Ein Todesfall, der viel mediales Interesse auf sich zieht – wie der der Polizistin Michele Kiesewetter im Jahr 2007 – lässt den Angehörigen wenig Ruhe zur Trauer. Foto: dpa

Der Tod eines Beamten im Dienst ist ein schwerer Schlag für Angehörige und Kollegen. Der Seelsorger Ulrich Enders erklärt, wie die Polizei damit umgeht.

Stuttgart - Wenn ein Polizist im Dienst ums Leben kommt, ist das ein schwerer Schicksalsschlag für Familie, Freunde und Kollegen. Der Polizeiseelsorger Ulrich Enders findet, dass sich der Umgang der Polizei mit Angst und Trauer positiv verändert hat.

Herr Enders, es ist immer schwierig, den Tod eines Freundes oder Angehörigen zu verkraften.

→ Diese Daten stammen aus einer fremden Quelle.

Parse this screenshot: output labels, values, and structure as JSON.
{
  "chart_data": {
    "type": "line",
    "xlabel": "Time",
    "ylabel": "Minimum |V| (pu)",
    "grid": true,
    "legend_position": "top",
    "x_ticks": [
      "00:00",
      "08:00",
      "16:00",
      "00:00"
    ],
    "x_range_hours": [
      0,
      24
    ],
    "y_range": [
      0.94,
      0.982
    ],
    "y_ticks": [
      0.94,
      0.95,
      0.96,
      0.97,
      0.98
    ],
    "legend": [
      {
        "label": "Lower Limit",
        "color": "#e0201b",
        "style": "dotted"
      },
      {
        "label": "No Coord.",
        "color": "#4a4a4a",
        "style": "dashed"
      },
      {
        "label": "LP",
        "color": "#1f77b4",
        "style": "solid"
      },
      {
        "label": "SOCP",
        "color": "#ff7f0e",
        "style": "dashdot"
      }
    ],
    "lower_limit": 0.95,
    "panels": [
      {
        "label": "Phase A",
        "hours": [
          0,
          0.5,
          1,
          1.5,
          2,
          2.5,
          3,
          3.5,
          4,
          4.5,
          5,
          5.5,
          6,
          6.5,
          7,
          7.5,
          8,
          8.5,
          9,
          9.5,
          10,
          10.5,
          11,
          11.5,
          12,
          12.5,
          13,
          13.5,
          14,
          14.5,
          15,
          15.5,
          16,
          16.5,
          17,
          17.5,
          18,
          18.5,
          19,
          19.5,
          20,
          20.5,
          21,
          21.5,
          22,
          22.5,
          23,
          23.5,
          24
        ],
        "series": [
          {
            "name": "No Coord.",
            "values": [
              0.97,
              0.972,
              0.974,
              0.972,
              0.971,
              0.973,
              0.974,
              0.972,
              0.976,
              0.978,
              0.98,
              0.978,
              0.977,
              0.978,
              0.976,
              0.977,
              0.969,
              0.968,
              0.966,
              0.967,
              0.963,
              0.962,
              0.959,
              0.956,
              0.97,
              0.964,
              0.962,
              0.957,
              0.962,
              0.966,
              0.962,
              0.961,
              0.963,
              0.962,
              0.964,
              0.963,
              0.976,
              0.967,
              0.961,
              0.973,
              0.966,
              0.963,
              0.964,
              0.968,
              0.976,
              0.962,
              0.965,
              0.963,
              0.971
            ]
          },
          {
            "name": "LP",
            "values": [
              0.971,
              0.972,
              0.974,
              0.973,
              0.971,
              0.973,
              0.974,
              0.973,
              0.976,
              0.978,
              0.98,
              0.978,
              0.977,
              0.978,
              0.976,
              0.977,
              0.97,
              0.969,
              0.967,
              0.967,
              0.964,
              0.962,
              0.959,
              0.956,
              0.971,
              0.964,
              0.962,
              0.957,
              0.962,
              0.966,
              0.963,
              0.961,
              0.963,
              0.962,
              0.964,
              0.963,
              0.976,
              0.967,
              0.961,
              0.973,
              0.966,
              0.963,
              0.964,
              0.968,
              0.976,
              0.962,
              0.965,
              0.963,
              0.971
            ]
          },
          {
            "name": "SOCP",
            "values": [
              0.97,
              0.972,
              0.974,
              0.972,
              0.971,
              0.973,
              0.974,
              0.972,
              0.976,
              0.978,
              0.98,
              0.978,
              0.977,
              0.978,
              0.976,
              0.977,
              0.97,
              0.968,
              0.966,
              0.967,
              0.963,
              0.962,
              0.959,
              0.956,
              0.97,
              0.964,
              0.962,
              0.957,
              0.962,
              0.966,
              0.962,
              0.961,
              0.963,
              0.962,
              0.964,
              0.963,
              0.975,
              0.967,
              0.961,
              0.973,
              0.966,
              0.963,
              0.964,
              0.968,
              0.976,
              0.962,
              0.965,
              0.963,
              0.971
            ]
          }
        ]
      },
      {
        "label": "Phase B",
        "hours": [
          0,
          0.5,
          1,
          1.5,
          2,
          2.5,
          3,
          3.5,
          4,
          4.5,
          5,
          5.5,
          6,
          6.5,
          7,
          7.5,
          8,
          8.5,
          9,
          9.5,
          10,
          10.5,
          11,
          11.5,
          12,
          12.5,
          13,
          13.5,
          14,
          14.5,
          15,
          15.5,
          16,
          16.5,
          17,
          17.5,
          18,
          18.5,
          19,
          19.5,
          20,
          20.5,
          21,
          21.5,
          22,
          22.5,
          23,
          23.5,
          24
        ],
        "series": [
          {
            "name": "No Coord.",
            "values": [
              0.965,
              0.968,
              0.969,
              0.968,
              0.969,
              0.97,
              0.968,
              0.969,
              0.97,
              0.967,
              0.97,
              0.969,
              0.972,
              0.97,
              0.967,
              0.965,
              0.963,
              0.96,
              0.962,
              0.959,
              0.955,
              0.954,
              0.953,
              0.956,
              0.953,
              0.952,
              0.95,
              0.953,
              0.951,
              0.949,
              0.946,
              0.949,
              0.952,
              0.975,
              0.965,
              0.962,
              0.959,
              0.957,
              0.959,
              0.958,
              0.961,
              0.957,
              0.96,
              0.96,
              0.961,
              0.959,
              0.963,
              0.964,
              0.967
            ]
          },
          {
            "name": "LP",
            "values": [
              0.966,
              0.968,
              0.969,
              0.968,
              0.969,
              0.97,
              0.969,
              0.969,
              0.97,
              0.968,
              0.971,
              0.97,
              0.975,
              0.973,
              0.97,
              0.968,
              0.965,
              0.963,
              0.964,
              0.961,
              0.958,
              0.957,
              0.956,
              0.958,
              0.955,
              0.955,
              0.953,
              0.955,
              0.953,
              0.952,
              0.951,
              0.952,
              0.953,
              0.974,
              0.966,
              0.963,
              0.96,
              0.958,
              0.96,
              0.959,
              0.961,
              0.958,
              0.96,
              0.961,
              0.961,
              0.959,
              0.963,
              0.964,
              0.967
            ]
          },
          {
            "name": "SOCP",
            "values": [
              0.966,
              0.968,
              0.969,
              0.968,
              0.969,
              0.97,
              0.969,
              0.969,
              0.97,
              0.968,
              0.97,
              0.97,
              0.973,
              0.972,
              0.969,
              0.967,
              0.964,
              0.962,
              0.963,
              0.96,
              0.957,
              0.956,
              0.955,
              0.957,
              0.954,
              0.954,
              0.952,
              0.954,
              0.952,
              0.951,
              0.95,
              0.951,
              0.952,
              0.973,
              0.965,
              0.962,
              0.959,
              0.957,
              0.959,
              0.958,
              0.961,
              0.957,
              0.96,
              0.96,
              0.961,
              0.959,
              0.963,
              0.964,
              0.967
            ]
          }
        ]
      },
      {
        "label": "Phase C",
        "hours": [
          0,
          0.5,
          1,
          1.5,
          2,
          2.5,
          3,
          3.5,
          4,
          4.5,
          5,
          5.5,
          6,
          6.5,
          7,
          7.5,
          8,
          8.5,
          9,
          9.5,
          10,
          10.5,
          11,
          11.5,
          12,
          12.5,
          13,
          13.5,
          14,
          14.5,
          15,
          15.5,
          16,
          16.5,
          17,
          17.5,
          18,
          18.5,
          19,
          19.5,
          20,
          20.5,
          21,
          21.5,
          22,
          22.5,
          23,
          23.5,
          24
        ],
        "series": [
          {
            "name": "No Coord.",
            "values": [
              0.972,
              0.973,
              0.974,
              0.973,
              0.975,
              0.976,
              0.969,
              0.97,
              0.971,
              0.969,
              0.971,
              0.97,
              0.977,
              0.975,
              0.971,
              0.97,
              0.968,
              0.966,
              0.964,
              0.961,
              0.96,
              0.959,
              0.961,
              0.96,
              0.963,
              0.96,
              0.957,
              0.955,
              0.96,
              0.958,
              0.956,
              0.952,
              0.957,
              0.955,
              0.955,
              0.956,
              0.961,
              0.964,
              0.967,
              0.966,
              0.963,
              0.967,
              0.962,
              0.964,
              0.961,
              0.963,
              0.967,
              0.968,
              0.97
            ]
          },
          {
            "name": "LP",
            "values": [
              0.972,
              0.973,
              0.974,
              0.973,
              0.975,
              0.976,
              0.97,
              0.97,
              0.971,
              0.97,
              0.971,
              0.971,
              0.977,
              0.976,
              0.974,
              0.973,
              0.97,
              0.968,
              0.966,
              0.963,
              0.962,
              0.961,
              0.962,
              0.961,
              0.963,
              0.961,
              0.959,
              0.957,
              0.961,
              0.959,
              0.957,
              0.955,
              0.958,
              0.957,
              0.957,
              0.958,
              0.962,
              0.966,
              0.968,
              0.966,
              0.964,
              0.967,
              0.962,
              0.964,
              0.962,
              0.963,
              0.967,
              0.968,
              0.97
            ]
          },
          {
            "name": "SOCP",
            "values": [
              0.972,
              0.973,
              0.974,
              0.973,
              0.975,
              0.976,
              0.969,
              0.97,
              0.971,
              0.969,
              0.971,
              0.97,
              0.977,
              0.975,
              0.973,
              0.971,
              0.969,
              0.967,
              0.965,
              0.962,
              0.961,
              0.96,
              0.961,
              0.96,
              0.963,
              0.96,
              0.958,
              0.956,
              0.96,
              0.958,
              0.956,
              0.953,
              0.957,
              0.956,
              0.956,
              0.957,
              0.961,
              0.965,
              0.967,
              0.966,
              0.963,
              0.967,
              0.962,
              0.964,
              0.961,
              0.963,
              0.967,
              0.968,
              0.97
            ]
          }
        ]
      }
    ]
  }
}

Kommt beim Tod eines Polizisten im Dienst eine weitere Belastung hinzu?
Das ist dann besonders der Fall, wenn die mediale Dimension hinzutritt. Zum Beispiel, wenn ein Polizeibeamter im Zusammenhang mit einem terroristischen Hintergrund ermordet wird, wie 1977 die drei getöteten Beamten bei der Schleyer-Entführung oder die Polizistin Michelle Kiesewetter, die 2007 ein Opfer des nationalsozialistischen Untergrundes wurde und auf der Theresienwiese in Heilbronn erschossen wurde. Dann stehen die Angehörigen über Wochen und Monate im Rampenlicht einer oft unbarmherzigen Öffentlichkeit, anstatt in Stille trauern zu können.
Polizisten sind hart im Nehmen: Das ist die Erwartungshaltung. Lassen die Kollegen sich nach einem Todesfall trotzdem helfen oder heulen sich auch einfach mal aus?
Da hat sich vieles zum Guten verändert. Die Polizei in Baden-Württemberg verfügt seit einigen Jahren über ein Netzwerk von Hilfsangeboten zur Trauerbewältigung. So haben sich neben und zusammen mit der Polizeiseelsorge inzwischen auch gut ausgebildete psychosoziale Berater innerhalb der Polizei etabliert. Alle Polizeipräsidien haben mindestens einen Beamten dafür ausgebildet und freigestellt. Im Nebenamt kommen weitere dazu.
Wie gehen Sie auf Angehörige und Kollegen nach einem Todesfall zu?
Es ist guter Standard, dass der Vorgesetzte der Dienstgruppe des zu Tode gekommen Polizisten mindestens einen Termin anberaumt, bei dem der Kreis der betroffenen Kolleginnen und Kollegen gemeinsam mit einem der psychosozialen Unterstützer aus der Polizei und einem der Polizeiseelsorger den Tod und den Verlust in ersten Schritten aufarbeitet. Den Angehörigen wird kondoliert und Begleitung angeboten, sofern gewünscht. Auch die Trauerfeier für den Polizisten wird auf Wunsch mit der Polizeiseelsorge und unter Beteiligung der Präsidiumsführung vorbereitet und gehalten.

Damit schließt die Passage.